- Directed by: Adolfo B. Alix Jr.
- Produced by: Jose Mari Abacan; Annette Gozon-Valdes;
- Starring: Super Tekla
- Cinematography: Jhapz Bagnas
- Edited by: Adolfo B. Alix Jr.; Mark Sucgang;
- Music by: Mikoy Morales
- Production company: Backyard Productions
- Distributed by: GMA Pictures
- Release date: September 25, 2019;
- Running time: 96 minutes
- Country: Philippines
- Languages: Filipino; English;

= Kiko en Lala =

2019 Filipino comedy film

Kiko en Lala is a 2019 Philippine comedy film directed by Adolfo B. Alix Jr. The film stars Super Tekla in his movie debut.

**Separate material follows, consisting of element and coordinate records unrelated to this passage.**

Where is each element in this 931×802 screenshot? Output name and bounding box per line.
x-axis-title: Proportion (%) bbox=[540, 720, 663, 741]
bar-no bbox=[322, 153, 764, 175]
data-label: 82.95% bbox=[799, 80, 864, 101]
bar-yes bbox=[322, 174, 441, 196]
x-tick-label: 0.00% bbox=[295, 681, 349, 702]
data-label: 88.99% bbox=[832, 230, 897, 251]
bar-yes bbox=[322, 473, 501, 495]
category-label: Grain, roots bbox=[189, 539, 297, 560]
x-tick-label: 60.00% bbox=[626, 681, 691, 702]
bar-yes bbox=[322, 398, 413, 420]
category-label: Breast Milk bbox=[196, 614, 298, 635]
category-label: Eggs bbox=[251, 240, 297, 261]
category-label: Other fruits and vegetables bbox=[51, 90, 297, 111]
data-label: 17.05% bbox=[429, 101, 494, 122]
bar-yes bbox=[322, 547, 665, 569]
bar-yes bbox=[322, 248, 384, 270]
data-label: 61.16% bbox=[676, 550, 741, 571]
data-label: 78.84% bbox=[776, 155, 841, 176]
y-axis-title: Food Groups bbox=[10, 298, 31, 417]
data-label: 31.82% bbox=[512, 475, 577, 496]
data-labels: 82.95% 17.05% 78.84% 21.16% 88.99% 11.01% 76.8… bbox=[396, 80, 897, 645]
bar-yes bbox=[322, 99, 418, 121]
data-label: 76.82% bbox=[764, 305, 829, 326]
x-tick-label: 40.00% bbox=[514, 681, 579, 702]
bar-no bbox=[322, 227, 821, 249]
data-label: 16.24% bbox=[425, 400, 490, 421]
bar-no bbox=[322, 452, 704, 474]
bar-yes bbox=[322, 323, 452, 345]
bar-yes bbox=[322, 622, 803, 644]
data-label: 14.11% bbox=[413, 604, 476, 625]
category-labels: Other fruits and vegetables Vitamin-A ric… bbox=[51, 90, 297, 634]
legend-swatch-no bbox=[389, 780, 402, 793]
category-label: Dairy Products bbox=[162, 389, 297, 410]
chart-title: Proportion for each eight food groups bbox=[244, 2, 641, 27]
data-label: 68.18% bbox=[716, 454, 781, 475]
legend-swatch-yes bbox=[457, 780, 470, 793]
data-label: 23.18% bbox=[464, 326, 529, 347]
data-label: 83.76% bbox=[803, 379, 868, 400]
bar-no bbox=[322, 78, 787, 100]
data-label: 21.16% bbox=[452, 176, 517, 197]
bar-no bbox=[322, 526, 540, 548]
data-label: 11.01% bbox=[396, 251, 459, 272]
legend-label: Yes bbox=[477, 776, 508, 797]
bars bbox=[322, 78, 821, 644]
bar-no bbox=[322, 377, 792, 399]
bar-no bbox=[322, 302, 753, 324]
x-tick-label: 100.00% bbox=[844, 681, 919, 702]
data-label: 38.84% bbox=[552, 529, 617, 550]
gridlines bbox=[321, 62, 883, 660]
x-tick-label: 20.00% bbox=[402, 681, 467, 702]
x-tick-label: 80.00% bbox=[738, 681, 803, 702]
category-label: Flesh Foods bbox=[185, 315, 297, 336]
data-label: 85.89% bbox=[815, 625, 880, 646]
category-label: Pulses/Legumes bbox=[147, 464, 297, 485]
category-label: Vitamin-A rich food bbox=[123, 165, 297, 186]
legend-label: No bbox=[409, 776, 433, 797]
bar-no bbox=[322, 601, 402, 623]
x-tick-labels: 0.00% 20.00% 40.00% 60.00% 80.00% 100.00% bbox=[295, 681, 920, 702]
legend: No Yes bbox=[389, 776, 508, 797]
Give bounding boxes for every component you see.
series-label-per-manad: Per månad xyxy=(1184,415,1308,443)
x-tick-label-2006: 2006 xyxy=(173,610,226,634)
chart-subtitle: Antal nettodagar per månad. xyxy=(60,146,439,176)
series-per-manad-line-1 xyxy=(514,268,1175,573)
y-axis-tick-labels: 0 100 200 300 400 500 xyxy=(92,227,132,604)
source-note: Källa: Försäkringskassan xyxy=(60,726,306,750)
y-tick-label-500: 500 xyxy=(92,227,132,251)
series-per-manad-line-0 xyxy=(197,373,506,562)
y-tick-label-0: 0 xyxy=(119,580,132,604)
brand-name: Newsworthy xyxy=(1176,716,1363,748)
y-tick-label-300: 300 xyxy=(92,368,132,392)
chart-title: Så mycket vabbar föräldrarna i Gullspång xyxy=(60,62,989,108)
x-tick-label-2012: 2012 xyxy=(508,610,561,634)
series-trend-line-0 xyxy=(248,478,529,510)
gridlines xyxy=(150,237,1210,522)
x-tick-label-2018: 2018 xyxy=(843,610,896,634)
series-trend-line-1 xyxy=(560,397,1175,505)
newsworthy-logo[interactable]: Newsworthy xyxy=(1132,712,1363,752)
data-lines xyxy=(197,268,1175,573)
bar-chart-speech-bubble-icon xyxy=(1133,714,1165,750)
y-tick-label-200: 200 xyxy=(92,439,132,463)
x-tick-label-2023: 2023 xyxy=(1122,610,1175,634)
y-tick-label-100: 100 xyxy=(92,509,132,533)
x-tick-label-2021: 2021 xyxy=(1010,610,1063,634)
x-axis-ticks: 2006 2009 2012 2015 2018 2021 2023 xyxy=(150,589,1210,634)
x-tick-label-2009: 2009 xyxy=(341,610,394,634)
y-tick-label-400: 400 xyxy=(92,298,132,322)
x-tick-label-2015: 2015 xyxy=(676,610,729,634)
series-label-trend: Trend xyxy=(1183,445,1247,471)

Produced by GMA Pictures' subsidiary Backyard Productions, the film was initially titled Kambal Karnabal.

The film is streaming online on YouTube.

==Cast==
- Super Tekla as Kiko / Lala
- Derrick Monasterio as Rap-rap
- Kim Domingo as Aning
- Kiray Celis as Miracle
- Jo Berry as Tadhana
- Divine Tetay as Wagas
- Ai-Ai de las Alas as Deadline
- Gia Navarro as a waitress
- Ken Chan as Boyet
- Rita Daniela as Aubrey

==Release==
The film was slated to be released in May 2019. But due to film enhancements, its release date was moved to September 25, 2019.